At the risk of oversimplifying, there are two broad classes of machine learning: supervised and unsupervised learning. In supervised learning, the data scientist has access to a representative training data set, perhaps painstakingly verified by hand. Using this training set of input values (features) and the corresponding output values (targets), the training process determines the parameters of the algorithm such that a loss function is minimized.

Two classes of problems lend themselves well to supervised machine learning. We discussed classification of handwritten digits, which is similar to the separation of signal from background based on detected signals in physics. In regression problems we wish to determine the relationship between input values and the expected mean of the output value, even when that output value is affected by measurement noise as is commonly the case in experimental physics.

The loss function to be optimized is often the sum of quadratic differences between predicted and actual targets, similar to a least squares method. For classification problems, where the algorithm determines probabilities for each possible class, we use loss functions based on log likelihood or information entropy.

The loss minimization during the training process often uses a variation of the gradient descent minimization algorithm, repeatedly applied on a subset of the potentially large training data set and with a specified learning rate. As with the fitting of a polynomial to a set of data points, overfitting can occur when the number of algorithm parameters is large, a common occurrence in large artificial neural networks. In order to minimize overfitting we set aside two parts of the training data set: for validation and for testing. After training an algorithm on the training data set, we assess the performance on the validation data set. When overtraining, the cost for the training set will continue to decrease but the cost for the validation set will start to rise indicating that we are now describing the training set at the cost of generality. After we determine the network parameters and learning rate through repeated training and validation cycles, we can assess the quality of the trained algorithm with one final evaluation of the as-of-yet-unseen test data set.

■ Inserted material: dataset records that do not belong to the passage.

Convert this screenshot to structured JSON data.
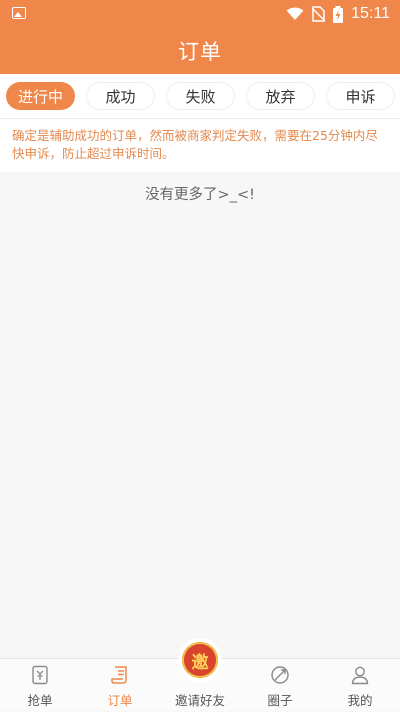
{
  "status_bar": {
    "time": "15:11"
  },
  "header": {
    "title": "订单"
  },
  "tabs": [
    {
      "label": "进行中"
    },
    {
      "label": "成功"
    },
    {
      "label": "失败"
    },
    {
      "label": "放弃"
    },
    {
      "label": "申诉"
    }
  ],
  "notice": {
    "text": "确定是辅助成功的订单，然而被商家判定失败，需要在25分钟内尽快申诉，防止超过申诉时间。"
  },
  "empty_message": "没有更多了>_<!",
  "bottom_nav": {
    "items": [
      {
        "label": "抢单",
        "icon": "grab-order-icon"
      },
      {
        "label": "订单",
        "icon": "order-icon"
      },
      {
        "label": "邀请好友",
        "icon": "invite-badge-icon",
        "badge_text": "邀"
      },
      {
        "label": "圈子",
        "icon": "circle-icon"
      },
      {
        "label": "我的",
        "icon": "profile-icon"
      }
    ]
  },
  "colors": {
    "accent": "#f0874a",
    "notice_text": "#e38a4f"
  }
}
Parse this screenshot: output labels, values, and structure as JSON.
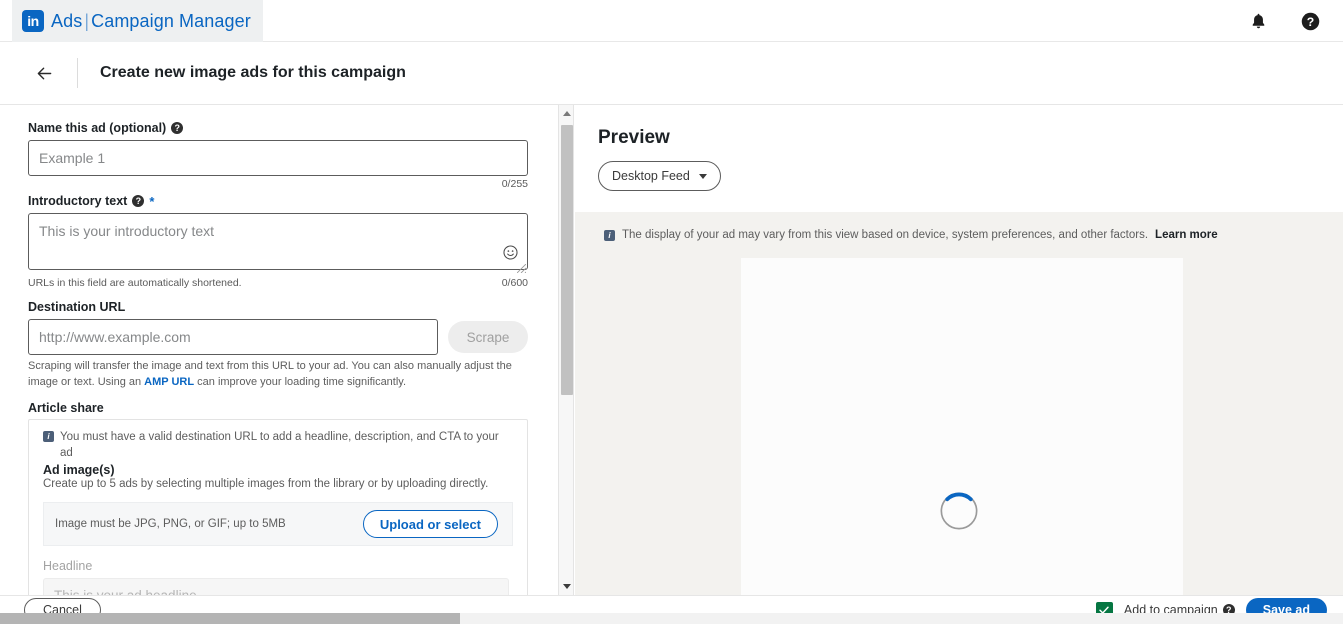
{
  "topbar": {
    "logo_text": "in",
    "brand_ads": "Ads",
    "brand_sep": "|",
    "brand_manager": "Campaign Manager",
    "notifications_icon": "bell-icon",
    "help_icon": "help-circle-icon"
  },
  "subheader": {
    "back_icon": "arrow-left-icon",
    "title": "Create new image ads for this campaign"
  },
  "form": {
    "name_field": {
      "label": "Name this ad (optional)",
      "help_icon": "help-circle-icon",
      "placeholder": "Example 1",
      "value": "",
      "counter": "0/255"
    },
    "intro_field": {
      "label": "Introductory text",
      "help_icon": "help-circle-icon",
      "required_mark": "*",
      "placeholder": "This is your introductory text",
      "value": "",
      "emoji_icon": "emoji-smiley-icon",
      "note": "URLs in this field are automatically shortened.",
      "counter": "0/600"
    },
    "url_field": {
      "label": "Destination URL",
      "placeholder": "http://www.example.com",
      "value": "",
      "scrape_button": "Scrape",
      "helper_pre": "Scraping will transfer the image and text from this URL to your ad. You can also manually adjust the image or text. Using an ",
      "helper_link": "AMP URL",
      "helper_post": " can improve your loading time significantly."
    },
    "article_share": {
      "label": "Article share",
      "notice_icon": "info-icon",
      "notice": "You must have a valid destination URL to add a headline, description, and CTA to your ad",
      "ad_images_heading": "Ad image(s)",
      "ad_images_desc": "Create up to 5 ads by selecting multiple images from the library or by uploading directly.",
      "upload_note": "Image must be JPG, PNG, or GIF; up to 5MB",
      "upload_button": "Upload or select",
      "headline_label": "Headline",
      "headline_placeholder": "This is your ad headline"
    }
  },
  "preview": {
    "title": "Preview",
    "device_select": "Desktop Feed",
    "caret_icon": "chevron-down-icon",
    "notice_icon": "info-icon",
    "notice_text": "The display of your ad may vary from this view based on device, system preferences, and other factors.",
    "notice_link": "Learn more",
    "loading_icon": "loading-spinner"
  },
  "footer": {
    "cancel_label": "Cancel",
    "checkbox_icon": "checkmark-icon",
    "checkbox_label": "Add to campaign",
    "checkbox_help_icon": "help-circle-icon",
    "save_label": "Save ad"
  },
  "colors": {
    "linkedin_blue": "#0a66c2",
    "green_check": "#057642",
    "preview_bg": "#f3f2ef",
    "info_icon": "#4c5f78"
  }
}
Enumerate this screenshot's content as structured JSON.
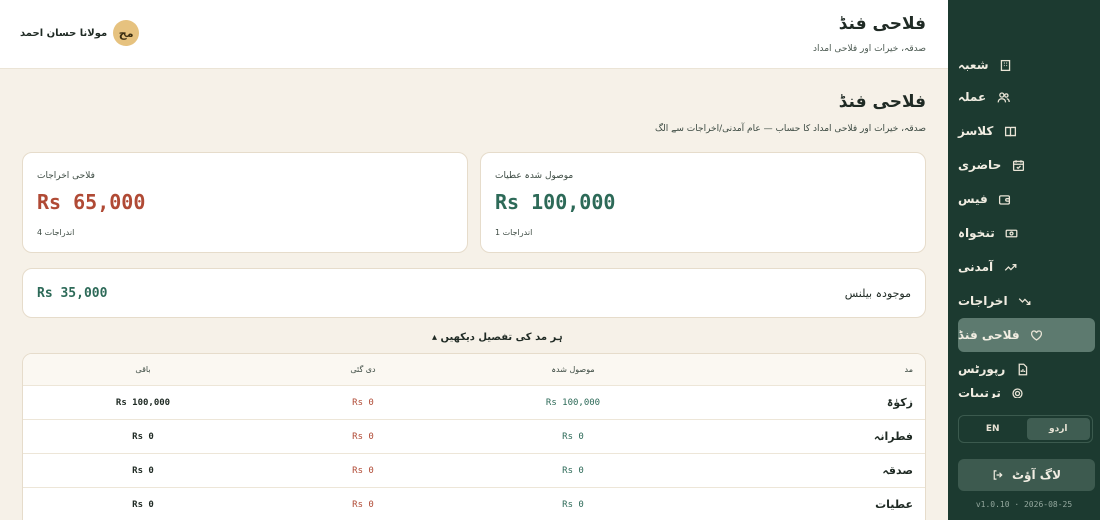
{
  "sidebar": {
    "items": [
      {
        "label": "شعبہ",
        "icon": "building-icon",
        "active": false
      },
      {
        "label": "عملہ",
        "icon": "users-icon",
        "active": false
      },
      {
        "label": "کلاسز",
        "icon": "book-icon",
        "active": false
      },
      {
        "label": "حاضری",
        "icon": "calendar-check-icon",
        "active": false
      },
      {
        "label": "فیس",
        "icon": "wallet-icon",
        "active": false
      },
      {
        "label": "تنخواہ",
        "icon": "banknote-icon",
        "active": false
      },
      {
        "label": "آمدنی",
        "icon": "trend-up-icon",
        "active": false
      },
      {
        "label": "اخراجات",
        "icon": "trend-down-icon",
        "active": false
      },
      {
        "label": "فلاحی فنڈ",
        "icon": "heart-hand-icon",
        "active": true
      },
      {
        "label": "رپورٹس",
        "icon": "file-report-icon",
        "active": false
      },
      {
        "label": "ترتیبات",
        "icon": "gear-icon",
        "active": false
      }
    ],
    "lang_urdu": "اردو",
    "lang_en": "EN",
    "logout": "لاگ آؤٹ",
    "version": "v1.0.10 · 2026-08-25"
  },
  "header": {
    "title": "فلاحی فنڈ",
    "subtitle": "صدقہ، خیرات اور فلاحی امداد",
    "user_name": "مولانا حسان احمد",
    "avatar_initials": "مح"
  },
  "page": {
    "title": "فلاحی فنڈ",
    "subtitle": "صدقہ، خیرات اور فلاحی امداد کا حساب — عام آمدنی/اخراجات سے الگ"
  },
  "cards": {
    "received": {
      "label": "موصول شدہ عطیات",
      "value": "Rs 100,000",
      "count": "1 اندراجات"
    },
    "expenses": {
      "label": "فلاحی اخراجات",
      "value": "Rs 65,000",
      "count": "4 اندراجات"
    },
    "balance": {
      "label": "موجودہ بیلنس",
      "value": "Rs 35,000"
    }
  },
  "toggle_label": "ہر مد کی تفصیل دیکھیں ▴",
  "table": {
    "headers": {
      "fund": "مد",
      "received": "موصول شدہ",
      "given": "دی گئی",
      "remaining": "باقی"
    },
    "rows": [
      {
        "fund": "زکوٰۃ",
        "received": "Rs 100,000",
        "given": "Rs 0",
        "remaining": "Rs 100,000"
      },
      {
        "fund": "فطرانہ",
        "received": "Rs 0",
        "given": "Rs 0",
        "remaining": "Rs 0"
      },
      {
        "fund": "صدقہ",
        "received": "Rs 0",
        "given": "Rs 0",
        "remaining": "Rs 0"
      },
      {
        "fund": "عطیات",
        "received": "Rs 0",
        "given": "Rs 0",
        "remaining": "Rs 0"
      }
    ]
  },
  "colors": {
    "sidebar_bg": "#1c3a30",
    "active_item": "#5d7a6f",
    "accent_green": "#2d6a58",
    "accent_red": "#b04a35",
    "page_bg": "#f6f1e8",
    "avatar_bg": "#e6c27f"
  }
}
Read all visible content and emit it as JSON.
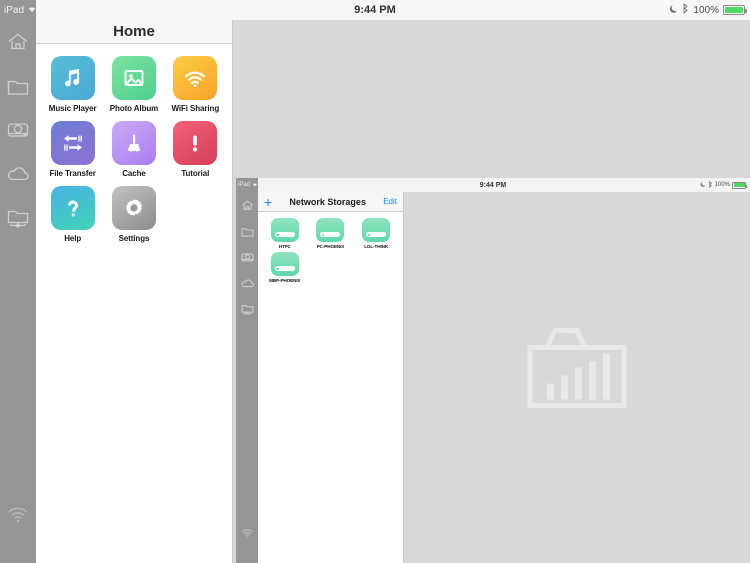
{
  "status_bar": {
    "device_label": "iPad",
    "wifi_icon": "wifi-icon",
    "time": "9:44 PM",
    "moon_icon": "moon-icon",
    "bluetooth_icon": "bluetooth-icon",
    "battery_percent": "100%",
    "battery_level": 100,
    "battery_icon": "battery-full-icon"
  },
  "sidebar": {
    "items": [
      {
        "name": "sidebar-item-home",
        "icon": "home-icon"
      },
      {
        "name": "sidebar-item-local-folder",
        "icon": "folder-icon"
      },
      {
        "name": "sidebar-item-disk",
        "icon": "hard-disk-icon"
      },
      {
        "name": "sidebar-item-cloud",
        "icon": "cloud-icon"
      },
      {
        "name": "sidebar-item-network-folder",
        "icon": "network-folder-icon"
      }
    ],
    "bottom_item": {
      "name": "sidebar-item-wifi",
      "icon": "wifi-icon"
    }
  },
  "home_panel": {
    "title": "Home",
    "apps": [
      {
        "label": "Music Player",
        "icon": "music-note-icon",
        "color_start": "#56bfd4",
        "color_end": "#4aa8d8"
      },
      {
        "label": "Photo Album",
        "icon": "photo-image-icon",
        "color_start": "#7fe3a0",
        "color_end": "#4ccf8f"
      },
      {
        "label": "WiFi Sharing",
        "icon": "wifi-icon",
        "color_start": "#ffc93c",
        "color_end": "#f7a52b"
      },
      {
        "label": "File Transfer",
        "icon": "transfer-arrows-icon",
        "color_start": "#6a7fd4",
        "color_end": "#8d6fd1"
      },
      {
        "label": "Cache",
        "icon": "broom-icon",
        "color_start": "#c9a8f5",
        "color_end": "#a87ef0"
      },
      {
        "label": "Tutorial",
        "icon": "exclamation-icon",
        "color_start": "#f0566b",
        "color_end": "#d8415c"
      },
      {
        "label": "Help",
        "icon": "question-mark-icon",
        "color_start": "#47b6e0",
        "color_end": "#3fd0b8"
      },
      {
        "label": "Settings",
        "icon": "gear-icon",
        "color_start": "#bdbdbd",
        "color_end": "#8e8e8e"
      }
    ]
  },
  "nested_screenshot": {
    "status_bar": {
      "device_label": "iPad",
      "wifi_icon": "wifi-icon",
      "time": "9:44 PM",
      "moon_icon": "moon-icon",
      "bluetooth_icon": "bluetooth-icon",
      "battery_percent": "100%",
      "battery_level": 100
    },
    "sidebar": {
      "items": [
        {
          "name": "sidebar-item-home",
          "icon": "home-icon"
        },
        {
          "name": "sidebar-item-local-folder",
          "icon": "folder-icon"
        },
        {
          "name": "sidebar-item-disk",
          "icon": "hard-disk-icon"
        },
        {
          "name": "sidebar-item-cloud",
          "icon": "cloud-icon"
        },
        {
          "name": "sidebar-item-network-folder",
          "icon": "network-folder-icon"
        }
      ],
      "bottom_item": {
        "name": "sidebar-item-wifi",
        "icon": "wifi-icon"
      }
    },
    "panel": {
      "add_label": "+",
      "title": "Network Storages",
      "edit_label": "Edit",
      "storages": [
        {
          "label": "HTPC",
          "icon": "nas-device-icon"
        },
        {
          "label": "PC-PHOENIX",
          "icon": "nas-device-icon"
        },
        {
          "label": "LGL-THINK",
          "icon": "nas-device-icon"
        },
        {
          "label": "MBP-PHOENIX",
          "icon": "nas-device-icon"
        }
      ]
    },
    "content": {
      "placeholder_icon": "folder-with-bar-chart-icon"
    }
  },
  "colors": {
    "accent_blue": "#1a84f7",
    "battery_green": "#4cd964",
    "sidebar_gray": "#969696",
    "content_gray": "#d8d8d8",
    "nas_green": "#5fd8ab"
  }
}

The strength of machine learning often derives from non-linear elements, for example, as activation function f in each of the nodes of a neural network that project their input x→ onto their output y = f(w→·x→ + b). Training determines the weights w→ and bias b for all network nodes. The S-shaped sigmoid curve ensures that the projection is continuous, differentiable, and bounded to the unit interval.

In unsupervised learning, we do not use a training data set. Clustering algorithms can find structure in high dimensional data sets based solely on the data set under study. Anomaly detection algorithms on measurement data may use autoencoder networks to reduce the data dimensionality, i.e., the network learns to ignore noise but recognizes when new data deviates regardless. This in turn can be exploited in generative adversarial networks to produce data sets that behave superficially as identical to an original data set, and this process is a fast and inexpensive way to produce additional simulated data.

If you are interested in exploring machine learning, you will find that nearly all common programming languages and physics analysis tools have support for some aspects of machine learning (including MatLab and Mathematica). Nevertheless, the most widely used and feature-rich tools (tensorflow and pytorch) have their best supported interfaces in Python. Interactive notebooks in Google’s Colaboratory platform are cloud-based and present several tutorials to get started. The interactivity and ease of visualization in these notebooks facilitates the frequent training/validation cycles in machine learning.

As with any new approach, starting with modest ambitions on a simplified model of your problem will help you develop an intuition for the effects of your choices of algorithm and parameters. You are entering an exciting world of applied mathematics and statistics!